As an example, Axl cites Geffen’s decision to cut the “Sweet Child” 45 from almost six minutes to under four minutes. “When something gets edited,” he says, “and you didn’t know about it, you lose your mind, and it’s like ‘Axl’s having a mood swing.’ ‘Mood swing’ my ass. This is my first single, and it’s chopped to shit.”
A psychiatrist has diagnosed Axl’s problem as manic-depressive disorder, a condition that can cause people to swing from impulsive, reckless and argumentative fits to catatonic and suicidal periods. “I can be happier than anybody I know,” Axl says. “I can get so happy I’ll cry. I can get completely opposite, upset-wise.” Many manic-depressives turn to drugs or alcohol to lessen the pain of their illness.
Although Axl takes lithium to combat the disorder, he thinks it’s ineffective and claims to be in control of his moods. “Did you ever see that movie — I think it was Frances?” Frances Farmer, an actress, was institutionalized because of her emotional outbursts. “I always wonder if, like, somebody’s gonna slide the knife underneath my eye and give me the lobotomy. I think about that a lot.”
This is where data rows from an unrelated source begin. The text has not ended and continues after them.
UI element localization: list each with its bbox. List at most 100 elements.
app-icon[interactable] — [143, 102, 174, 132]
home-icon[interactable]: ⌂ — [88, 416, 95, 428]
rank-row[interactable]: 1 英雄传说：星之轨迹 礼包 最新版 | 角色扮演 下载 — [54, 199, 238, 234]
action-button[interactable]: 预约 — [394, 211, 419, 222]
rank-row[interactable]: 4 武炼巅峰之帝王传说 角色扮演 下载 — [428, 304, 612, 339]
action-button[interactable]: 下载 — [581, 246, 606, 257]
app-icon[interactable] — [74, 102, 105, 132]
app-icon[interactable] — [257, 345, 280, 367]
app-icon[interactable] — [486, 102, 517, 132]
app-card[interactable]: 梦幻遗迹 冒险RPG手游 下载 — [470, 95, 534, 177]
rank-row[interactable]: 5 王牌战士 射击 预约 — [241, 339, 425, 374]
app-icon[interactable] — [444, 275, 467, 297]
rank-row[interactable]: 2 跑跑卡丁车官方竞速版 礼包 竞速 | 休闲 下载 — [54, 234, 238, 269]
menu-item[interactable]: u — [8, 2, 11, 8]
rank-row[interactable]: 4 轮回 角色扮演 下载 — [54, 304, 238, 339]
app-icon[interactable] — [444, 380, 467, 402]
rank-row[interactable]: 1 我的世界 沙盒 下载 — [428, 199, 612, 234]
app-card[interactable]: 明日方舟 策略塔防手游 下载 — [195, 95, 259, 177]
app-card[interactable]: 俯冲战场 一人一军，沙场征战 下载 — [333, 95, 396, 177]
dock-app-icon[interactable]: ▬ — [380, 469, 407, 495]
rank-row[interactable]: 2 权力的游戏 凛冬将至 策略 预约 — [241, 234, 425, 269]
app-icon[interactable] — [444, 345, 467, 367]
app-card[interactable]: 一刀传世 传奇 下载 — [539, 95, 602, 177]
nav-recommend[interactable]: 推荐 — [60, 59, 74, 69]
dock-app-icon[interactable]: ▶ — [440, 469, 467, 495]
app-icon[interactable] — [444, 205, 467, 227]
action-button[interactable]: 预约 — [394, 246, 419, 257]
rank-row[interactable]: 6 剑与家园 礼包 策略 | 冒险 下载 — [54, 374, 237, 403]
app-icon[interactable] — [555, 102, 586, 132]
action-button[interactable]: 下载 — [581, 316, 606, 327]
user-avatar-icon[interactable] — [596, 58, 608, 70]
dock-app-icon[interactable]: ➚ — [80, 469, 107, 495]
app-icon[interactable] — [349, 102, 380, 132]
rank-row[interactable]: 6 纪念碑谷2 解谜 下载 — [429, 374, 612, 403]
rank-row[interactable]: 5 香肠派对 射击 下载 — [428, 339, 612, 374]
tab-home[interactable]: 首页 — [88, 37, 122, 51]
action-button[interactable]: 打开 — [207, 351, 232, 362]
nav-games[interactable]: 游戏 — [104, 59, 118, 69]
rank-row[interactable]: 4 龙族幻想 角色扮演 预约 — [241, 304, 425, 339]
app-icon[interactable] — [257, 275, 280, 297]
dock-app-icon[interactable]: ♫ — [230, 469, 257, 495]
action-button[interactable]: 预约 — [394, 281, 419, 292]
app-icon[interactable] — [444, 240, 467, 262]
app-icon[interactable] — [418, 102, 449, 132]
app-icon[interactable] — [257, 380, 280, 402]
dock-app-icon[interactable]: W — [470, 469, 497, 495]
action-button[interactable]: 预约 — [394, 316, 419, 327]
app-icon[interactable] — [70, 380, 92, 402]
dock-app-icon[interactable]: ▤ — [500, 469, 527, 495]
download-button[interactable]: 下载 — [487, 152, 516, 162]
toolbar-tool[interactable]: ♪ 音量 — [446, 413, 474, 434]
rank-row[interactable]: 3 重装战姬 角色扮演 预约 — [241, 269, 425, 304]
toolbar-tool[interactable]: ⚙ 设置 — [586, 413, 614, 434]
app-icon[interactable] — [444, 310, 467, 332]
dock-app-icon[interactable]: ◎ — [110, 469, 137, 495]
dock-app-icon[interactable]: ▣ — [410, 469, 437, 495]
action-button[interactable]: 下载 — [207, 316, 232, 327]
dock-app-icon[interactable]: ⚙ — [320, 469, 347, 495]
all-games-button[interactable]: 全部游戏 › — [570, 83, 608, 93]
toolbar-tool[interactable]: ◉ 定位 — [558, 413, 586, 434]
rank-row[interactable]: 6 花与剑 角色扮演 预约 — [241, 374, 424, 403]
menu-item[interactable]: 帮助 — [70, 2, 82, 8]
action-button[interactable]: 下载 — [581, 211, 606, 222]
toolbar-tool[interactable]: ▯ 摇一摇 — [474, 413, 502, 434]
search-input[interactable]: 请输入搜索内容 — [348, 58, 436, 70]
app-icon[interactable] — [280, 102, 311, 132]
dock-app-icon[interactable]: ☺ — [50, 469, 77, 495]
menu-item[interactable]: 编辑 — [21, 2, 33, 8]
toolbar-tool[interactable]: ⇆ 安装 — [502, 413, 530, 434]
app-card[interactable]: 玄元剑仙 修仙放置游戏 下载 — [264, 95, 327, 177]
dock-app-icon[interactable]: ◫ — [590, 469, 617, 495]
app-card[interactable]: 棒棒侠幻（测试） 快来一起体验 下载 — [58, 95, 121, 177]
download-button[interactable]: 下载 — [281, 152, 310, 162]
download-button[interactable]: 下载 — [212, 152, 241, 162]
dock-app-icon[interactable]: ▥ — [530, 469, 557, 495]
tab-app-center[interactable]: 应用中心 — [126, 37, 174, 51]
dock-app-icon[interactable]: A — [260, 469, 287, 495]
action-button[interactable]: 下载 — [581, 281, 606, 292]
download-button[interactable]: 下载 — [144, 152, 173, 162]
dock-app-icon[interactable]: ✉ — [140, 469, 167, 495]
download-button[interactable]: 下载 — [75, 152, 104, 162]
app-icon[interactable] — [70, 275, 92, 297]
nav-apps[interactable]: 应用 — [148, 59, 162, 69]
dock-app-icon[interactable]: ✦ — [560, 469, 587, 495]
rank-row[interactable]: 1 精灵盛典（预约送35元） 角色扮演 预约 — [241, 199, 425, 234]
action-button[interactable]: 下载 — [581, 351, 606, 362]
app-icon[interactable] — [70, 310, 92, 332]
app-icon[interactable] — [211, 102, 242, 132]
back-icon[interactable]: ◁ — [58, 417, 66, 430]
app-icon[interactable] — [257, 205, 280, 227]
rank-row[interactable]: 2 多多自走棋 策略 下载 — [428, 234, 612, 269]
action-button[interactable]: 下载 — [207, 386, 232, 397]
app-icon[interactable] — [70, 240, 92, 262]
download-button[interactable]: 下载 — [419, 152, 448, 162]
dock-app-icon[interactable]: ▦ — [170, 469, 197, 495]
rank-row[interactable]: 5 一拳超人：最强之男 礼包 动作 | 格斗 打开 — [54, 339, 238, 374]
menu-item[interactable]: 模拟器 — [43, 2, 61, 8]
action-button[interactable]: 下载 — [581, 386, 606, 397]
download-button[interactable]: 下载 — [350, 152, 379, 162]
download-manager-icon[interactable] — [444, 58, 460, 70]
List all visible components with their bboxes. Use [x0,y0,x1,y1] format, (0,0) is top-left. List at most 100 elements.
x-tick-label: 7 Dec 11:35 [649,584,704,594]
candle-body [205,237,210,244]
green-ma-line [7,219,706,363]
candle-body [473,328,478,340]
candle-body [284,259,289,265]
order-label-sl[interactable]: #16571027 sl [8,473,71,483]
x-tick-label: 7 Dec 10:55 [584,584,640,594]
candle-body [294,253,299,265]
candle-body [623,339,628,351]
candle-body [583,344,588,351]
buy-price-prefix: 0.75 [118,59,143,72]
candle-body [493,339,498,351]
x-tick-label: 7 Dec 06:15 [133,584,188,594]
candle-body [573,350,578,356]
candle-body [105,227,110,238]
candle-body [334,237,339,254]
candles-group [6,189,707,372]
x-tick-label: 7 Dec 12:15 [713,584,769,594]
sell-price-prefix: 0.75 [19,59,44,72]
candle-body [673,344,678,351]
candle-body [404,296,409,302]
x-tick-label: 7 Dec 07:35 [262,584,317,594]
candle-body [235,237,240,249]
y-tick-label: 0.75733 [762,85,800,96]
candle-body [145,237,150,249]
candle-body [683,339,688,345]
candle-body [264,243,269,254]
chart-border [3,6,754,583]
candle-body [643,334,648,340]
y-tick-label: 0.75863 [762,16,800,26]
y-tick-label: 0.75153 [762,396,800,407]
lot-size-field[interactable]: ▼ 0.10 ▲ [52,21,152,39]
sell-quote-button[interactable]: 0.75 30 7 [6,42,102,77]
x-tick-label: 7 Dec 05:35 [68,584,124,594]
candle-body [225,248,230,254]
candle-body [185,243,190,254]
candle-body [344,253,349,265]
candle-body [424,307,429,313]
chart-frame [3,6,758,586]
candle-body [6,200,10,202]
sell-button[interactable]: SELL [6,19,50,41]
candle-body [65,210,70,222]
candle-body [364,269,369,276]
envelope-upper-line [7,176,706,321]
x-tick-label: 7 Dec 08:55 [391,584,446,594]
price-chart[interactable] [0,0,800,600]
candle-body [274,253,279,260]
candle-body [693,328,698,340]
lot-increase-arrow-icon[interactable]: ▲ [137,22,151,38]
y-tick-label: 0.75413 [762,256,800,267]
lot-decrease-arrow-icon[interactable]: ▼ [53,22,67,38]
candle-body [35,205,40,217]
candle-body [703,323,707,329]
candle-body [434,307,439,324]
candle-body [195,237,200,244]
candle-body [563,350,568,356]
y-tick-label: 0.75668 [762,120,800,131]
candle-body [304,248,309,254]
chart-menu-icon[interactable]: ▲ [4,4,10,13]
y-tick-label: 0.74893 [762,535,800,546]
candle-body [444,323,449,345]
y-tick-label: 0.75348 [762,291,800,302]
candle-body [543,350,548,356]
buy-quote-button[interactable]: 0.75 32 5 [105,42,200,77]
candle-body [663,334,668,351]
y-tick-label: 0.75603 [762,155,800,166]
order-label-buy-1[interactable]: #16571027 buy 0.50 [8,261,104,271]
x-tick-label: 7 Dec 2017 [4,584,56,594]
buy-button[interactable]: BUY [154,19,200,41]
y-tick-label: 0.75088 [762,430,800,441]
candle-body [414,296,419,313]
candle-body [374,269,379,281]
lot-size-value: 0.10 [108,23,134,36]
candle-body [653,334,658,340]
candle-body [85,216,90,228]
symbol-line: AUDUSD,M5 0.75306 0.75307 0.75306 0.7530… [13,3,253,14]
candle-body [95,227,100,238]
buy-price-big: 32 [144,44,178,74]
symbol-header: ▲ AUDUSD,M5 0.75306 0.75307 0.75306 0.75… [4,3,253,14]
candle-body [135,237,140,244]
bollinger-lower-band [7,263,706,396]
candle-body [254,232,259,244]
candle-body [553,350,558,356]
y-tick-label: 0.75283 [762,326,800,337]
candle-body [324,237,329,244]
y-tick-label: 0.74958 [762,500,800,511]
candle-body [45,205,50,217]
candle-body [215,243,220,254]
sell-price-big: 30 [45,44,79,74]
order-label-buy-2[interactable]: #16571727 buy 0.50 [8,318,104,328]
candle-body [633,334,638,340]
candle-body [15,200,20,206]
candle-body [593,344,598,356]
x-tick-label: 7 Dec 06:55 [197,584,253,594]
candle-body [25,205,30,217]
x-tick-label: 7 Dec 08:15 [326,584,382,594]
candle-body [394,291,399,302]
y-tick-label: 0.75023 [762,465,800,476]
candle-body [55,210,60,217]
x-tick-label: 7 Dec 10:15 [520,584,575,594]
“Was I, like, a major dick last night?”
It’s one in the afternoon, Detroit time, and Slash has just awakened with a hangover. After numerous rounds at the hotel bar, he was taken up to his room by Ronnie Stalnaker, a burly member of the band’s security staff. (Slash says, “His job is to follow me around when I’m drunk.”) When Slash threatened to throw his furniture through the locked windows, Ronnie removed the TV from the guitarist’s room and slept outside his door to make sure Slash didn’t sneak out.
“I’m one of those blackout drunks,” Slash says later. “I get so fucked up I don’t remember anything. I probably give the impression of being a real asshole most of the time, but I’m not really that bad.”
Slash, who refuses to divulge his given name, was born in England, but when he was still young, his parents, an interracial couple, moved to Hollywood, where he “experienced a lot of shit.” His father, Anthony Hudson, designed album covers, including Joni Mitchell’s Court and Spark, and his mother, Ola Hudson, was a clothing designer who made David Bowie’s suits for The Man Who Fell to Earth. Slash, who was given his nickname by a friend’s father, started playing in bands in his mid-teens. “I had total freedom, all the time,” he says. “I used to not come home for weeks.”
Because the early-Eighties music scene in L.A. was so volatile, and because the Gunners’ memories are so clouded, no one can pinpoint when the band came together. Duff, who had moved down from Seattle, where he’d played drums and guitar in 31 different bands, answered an ad Slash had placed in an L.A. paper. Axl hitchhiked to L.A., wandered around and finally found Izzy, the only person he knew in California. Izzy got together with Slash after seeing a caricature of Aerosmith that he had drawn. They played, they fought, they got high, they toyed with the idea of forming bands with names like Heads of Amazon and AIDS. They finally settled on Guns n’ Roses, combining the names of two bands that various members had been involved in, L.A. Guns and Hollywood Rose.